Gemeinsam in den Wahnsinn abtauchen.

Twitch Plays Pokemon könnte das dümmste und zugleich erschreckend genialste Phänomen in der Geschichte des Internets sein. Über 46 Millionen Interessierte schauten dem Spektakel in den vergangenen drei Wochen zu. Wer das erste Mal über den Livestream stolpert, erkennt bloß wirre Szenen, geprägt von Chaos, in denen mehrere tausend Spieler gleichzeitig versuchen, der Allerbeste zu sein.

Wie bitte? Ihr habt noch nie von Twitch Plays Pokemon gehört? Nun, seit mittlerweile 24 Tagen läuft auf der Streaming-Plattform Twitch eine bearbeitete Version der alten Pokemon-Spiele. Zuschauer dürfen zu jeder Zeit Kommandos wie oben, rechts, a, b oder Start eingeben, die das Spiel dann direkt übernimmt. Und zwar alle auf einmal. Da sich manchmal ungefähr 100.000 Leute gleichzeitig an dem Experiment beteiligen, kann sich jeder garantiert das resultierende Unheil vorstellen. Zumal jegliche Eingaben durch die Verzögerung erst 20 Sekunden später im laufenden Spiel erscheinen.

So fühlt es sich beim Zugucken ständig an.

Deswegen wirkt der Ablauf von Twitch Plays Pokemon wie das Spielen eines hyperaktiven Kindes, das zusätzlich noch unter multipler Persönlichkeitsstörung leidet und den Game Boy allein mit den Füßen bedient. Niemand hat auch nur im Ansatz daran geglaubt, so erfolgreich das gesamte Abenteuer abschließen zu können. Es war vielmehr der impulsive Umsatz einer netten und überaus bescheuerten Idee.

Tja, und 16 Tage nach dem Start folgte der Sieg über den Rivalen im Anschluss an die Vernichtung der Top Vier. Spiel beendet. Experiment geglückt.

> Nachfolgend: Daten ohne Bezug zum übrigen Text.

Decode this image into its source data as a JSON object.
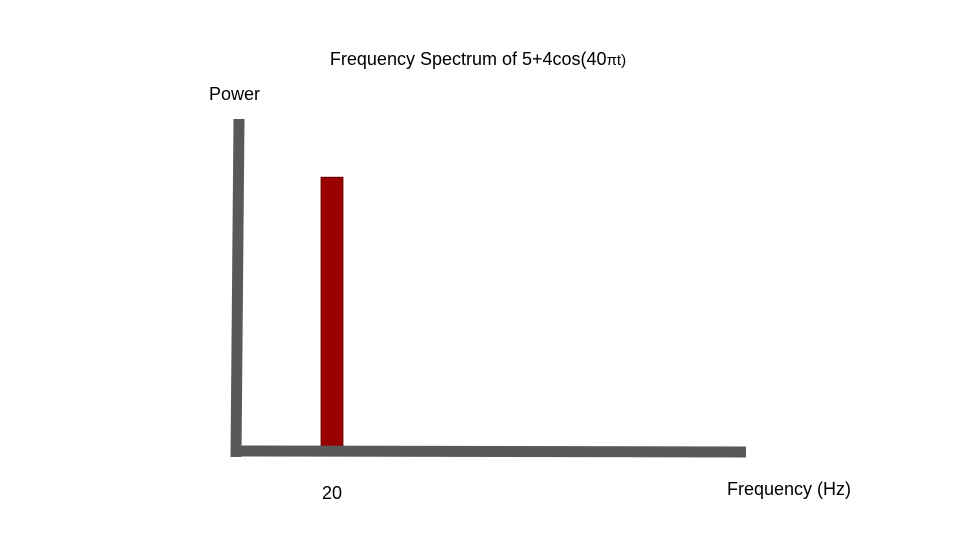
{
  "chart_data": {
    "type": "bar",
    "title_main": "Frequency Spectrum of 5+4cos(40",
    "title_symbol": "πt)",
    "xlabel": "Frequency (Hz)",
    "ylabel": "Power",
    "categories": [
      "20"
    ],
    "x": [
      20
    ],
    "values": [
      0.82
    ],
    "xlim": [
      0,
      110
    ],
    "ylim": [
      0,
      1
    ],
    "grid": false,
    "colors": {
      "bar": "#990000",
      "axis": "#595959"
    }
  }
}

Trotz einer starken Verzögerung von 20 Sekunden wählte die Community eine perfekte Attacke nach der anderen aus. Fast ohne Probleme zog der Trupp durch die Räume der furchteinflößenden Arena und spielte besser als so mancher Einzelgänger. Selbst in der Anonymität des Internets, die Leute normalerweise zu ihrem schlechtesten Verhalten treibt, fügte sich eine Gruppierung aus lauter Unbekannten zusammen, die gemeinsam richtige Entscheidungen trafen.

Betrachtet man den gesamten Ablauf, entsteht der Eindruck einer wachsenden Intelligenz des Schwarmdenkens. Obwohl eine genaue Absprache in dieser Form, bei der absolut jeder Zuschauer blinde Eingaben tätigen darf, praktisch unmöglich ist, lernten die Spieler, als gemeinsames Bewusstsein besser zusammenzuarbeiten.

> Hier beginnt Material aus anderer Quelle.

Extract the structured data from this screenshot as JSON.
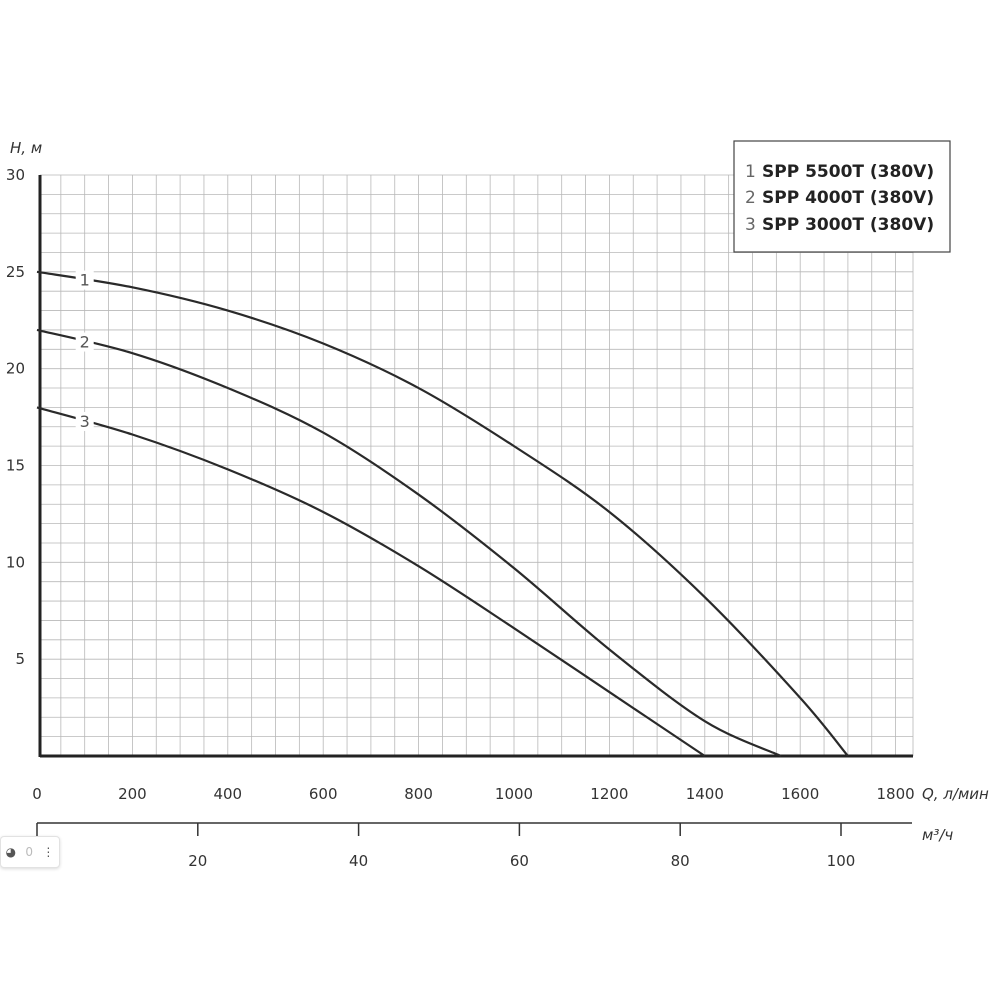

Twitch Plays Pokemon war der impulsive Umsatz einer netten und überaus bescheuerten Idee.

Und so schaut es aus.

Während ich diese Zeilen schreibe, befindet sich der Protagonist Red gerade im Kampf gegen die Top Vier aus der zweiten Pokemon-Generation. Alle acht Orden der Johto-Region sammelte man in gerade einmal sieben Tagen. Ziemlich beeindruckend, dauerte es in Version Rot/Blau knapp über zwei Wochen. Noch immer springt das Geschehen auf der Oberwelt ständig in das Menü. Manchmal bleibt das Team eine Minute lang im Pokedex hängen oder versucht krampfhaft, das Spiel andauernd zu speichern. Sobald es dann an die Steuerung der Figur geht, wandert diese planlos von einer zur anderen Seite, stellt sich permanent in Sackgassen oder dreht sich auf der Stelle im Kreis.

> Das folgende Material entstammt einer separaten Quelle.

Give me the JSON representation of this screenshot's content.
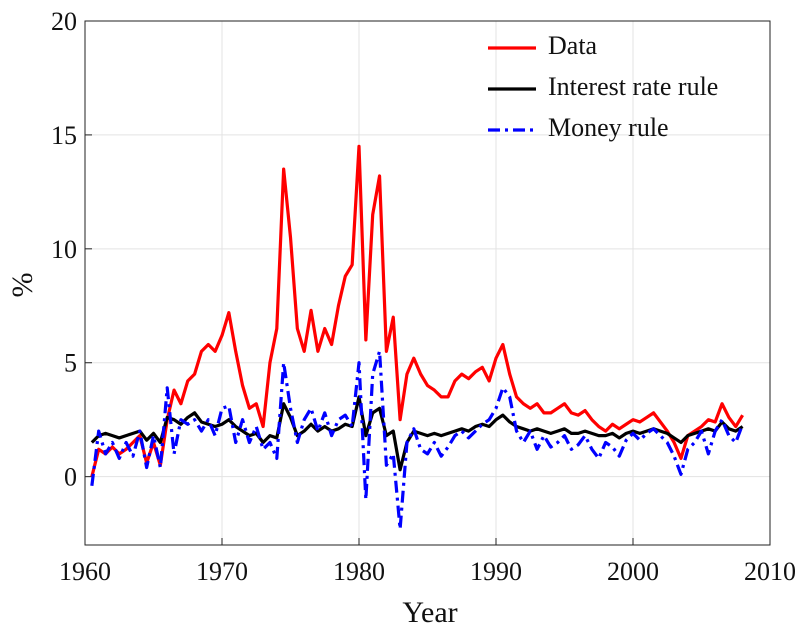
{
  "chart_data": {
    "type": "line",
    "xlabel": "Year",
    "ylabel": "%",
    "xlim": [
      1960,
      2010
    ],
    "xticks": [
      1960,
      1970,
      1980,
      1990,
      2000,
      2010
    ],
    "ylim": [
      -3,
      20
    ],
    "yticks": [
      0,
      5,
      10,
      15,
      20
    ],
    "grid": true,
    "legend": "upper right",
    "x": [
      1960.5,
      1961,
      1961.5,
      1962,
      1962.5,
      1963,
      1963.5,
      1964,
      1964.5,
      1965,
      1965.5,
      1966,
      1966.5,
      1967,
      1967.5,
      1968,
      1968.5,
      1969,
      1969.5,
      1970,
      1970.5,
      1971,
      1971.5,
      1972,
      1972.5,
      1973,
      1973.5,
      1974,
      1974.5,
      1975,
      1975.5,
      1976,
      1976.5,
      1977,
      1977.5,
      1978,
      1978.5,
      1979,
      1979.5,
      1980,
      1980.5,
      1981,
      1981.5,
      1982,
      1982.5,
      1983,
      1983.5,
      1984,
      1984.5,
      1985,
      1985.5,
      1986,
      1986.5,
      1987,
      1987.5,
      1988,
      1988.5,
      1989,
      1989.5,
      1990,
      1990.5,
      1991,
      1991.5,
      1992,
      1992.5,
      1993,
      1993.5,
      1994,
      1994.5,
      1995,
      1995.5,
      1996,
      1996.5,
      1997,
      1997.5,
      1998,
      1998.5,
      1999,
      1999.5,
      2000,
      2000.5,
      2001,
      2001.5,
      2002,
      2002.5,
      2003,
      2003.5,
      2004,
      2004.5,
      2005,
      2005.5,
      2006,
      2006.5,
      2007,
      2007.5,
      2008
    ],
    "series": [
      {
        "name": "Data",
        "color": "#ff0000",
        "dash": "solid",
        "values": [
          0.0,
          1.2,
          1.0,
          1.3,
          1.0,
          1.2,
          1.5,
          1.8,
          0.6,
          1.5,
          0.5,
          2.5,
          3.8,
          3.2,
          4.2,
          4.5,
          5.5,
          5.8,
          5.5,
          6.2,
          7.2,
          5.5,
          4.0,
          3.0,
          3.2,
          2.2,
          5.0,
          6.5,
          13.5,
          10.5,
          6.5,
          5.5,
          7.3,
          5.5,
          6.5,
          5.8,
          7.5,
          8.8,
          9.3,
          14.5,
          6.0,
          11.5,
          13.2,
          5.5,
          7.0,
          2.5,
          4.5,
          5.2,
          4.5,
          4.0,
          3.8,
          3.5,
          3.5,
          4.2,
          4.5,
          4.3,
          4.6,
          4.8,
          4.2,
          5.2,
          5.8,
          4.5,
          3.5,
          3.2,
          3.0,
          3.2,
          2.8,
          2.8,
          3.0,
          3.2,
          2.8,
          2.7,
          2.9,
          2.5,
          2.2,
          2.0,
          2.3,
          2.1,
          2.3,
          2.5,
          2.4,
          2.6,
          2.8,
          2.4,
          2.0,
          1.5,
          0.8,
          1.8,
          2.0,
          2.2,
          2.5,
          2.4,
          3.2,
          2.6,
          2.2,
          2.7
        ]
      },
      {
        "name": "Interest rate rule",
        "color": "#000000",
        "dash": "solid",
        "values": [
          1.5,
          1.8,
          1.9,
          1.8,
          1.7,
          1.8,
          1.9,
          2.0,
          1.6,
          1.9,
          1.5,
          2.6,
          2.5,
          2.3,
          2.6,
          2.8,
          2.4,
          2.3,
          2.2,
          2.3,
          2.5,
          2.2,
          2.0,
          1.8,
          1.9,
          1.5,
          1.8,
          1.7,
          3.2,
          2.6,
          1.8,
          2.0,
          2.3,
          2.0,
          2.2,
          2.0,
          2.1,
          2.3,
          2.2,
          3.5,
          1.8,
          2.8,
          3.0,
          1.8,
          2.0,
          0.3,
          1.5,
          2.0,
          1.9,
          1.8,
          1.9,
          1.8,
          1.9,
          2.0,
          2.1,
          2.0,
          2.2,
          2.3,
          2.2,
          2.5,
          2.7,
          2.4,
          2.2,
          2.1,
          2.0,
          2.1,
          2.0,
          1.9,
          2.0,
          2.1,
          1.9,
          1.9,
          2.0,
          1.9,
          1.8,
          1.8,
          1.9,
          1.7,
          1.9,
          2.0,
          1.9,
          2.0,
          2.1,
          2.0,
          1.9,
          1.7,
          1.5,
          1.8,
          1.9,
          2.0,
          2.1,
          2.0,
          2.4,
          2.1,
          2.0,
          2.2
        ]
      },
      {
        "name": "Money rule",
        "color": "#0000ff",
        "dash": "dashdot",
        "values": [
          -0.4,
          2.0,
          1.0,
          1.5,
          0.8,
          1.5,
          0.9,
          2.0,
          0.4,
          1.8,
          0.4,
          3.9,
          1.0,
          2.5,
          2.3,
          2.5,
          2.0,
          2.5,
          1.8,
          3.0,
          3.1,
          1.5,
          2.5,
          1.5,
          2.2,
          1.2,
          1.5,
          0.8,
          5.0,
          3.0,
          1.5,
          2.5,
          3.0,
          2.0,
          2.8,
          1.8,
          2.5,
          2.7,
          2.2,
          5.0,
          -1.0,
          4.5,
          5.5,
          0.5,
          1.0,
          -2.3,
          1.5,
          2.1,
          1.2,
          1.0,
          1.5,
          0.9,
          1.3,
          1.8,
          2.0,
          1.7,
          2.0,
          2.3,
          2.5,
          3.0,
          3.9,
          3.5,
          2.0,
          1.5,
          2.0,
          1.2,
          1.8,
          1.3,
          1.5,
          1.8,
          1.2,
          1.4,
          1.8,
          1.2,
          0.8,
          1.5,
          1.3,
          0.9,
          1.6,
          1.9,
          1.6,
          1.9,
          2.1,
          1.8,
          1.5,
          0.9,
          0.1,
          1.2,
          1.5,
          2.0,
          1.0,
          2.0,
          2.5,
          1.8,
          1.5,
          2.3
        ]
      }
    ]
  }
}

In den meisten Fällen bietet Pokemon seinen Spielern auf der Karte einen größeren Freiraum für Fehler. Die Wege sind breit und es warten kaum Hindernisse, die ernsthafte Präzision verlangen. Doch sobald solche Stellen auftauchen, bricht die Hölle los. Einige versuchen mit allen Mitteln, einen sinnvollen Plan zu erstellen, und wollen für Ordnung sorgen. Davon lässt sich der Rest leider wenig beeindrucken und hämmert weiterhin fröhlich hoch, hoch, hoch, runter, a, a, b, hoch, Start in den Chat.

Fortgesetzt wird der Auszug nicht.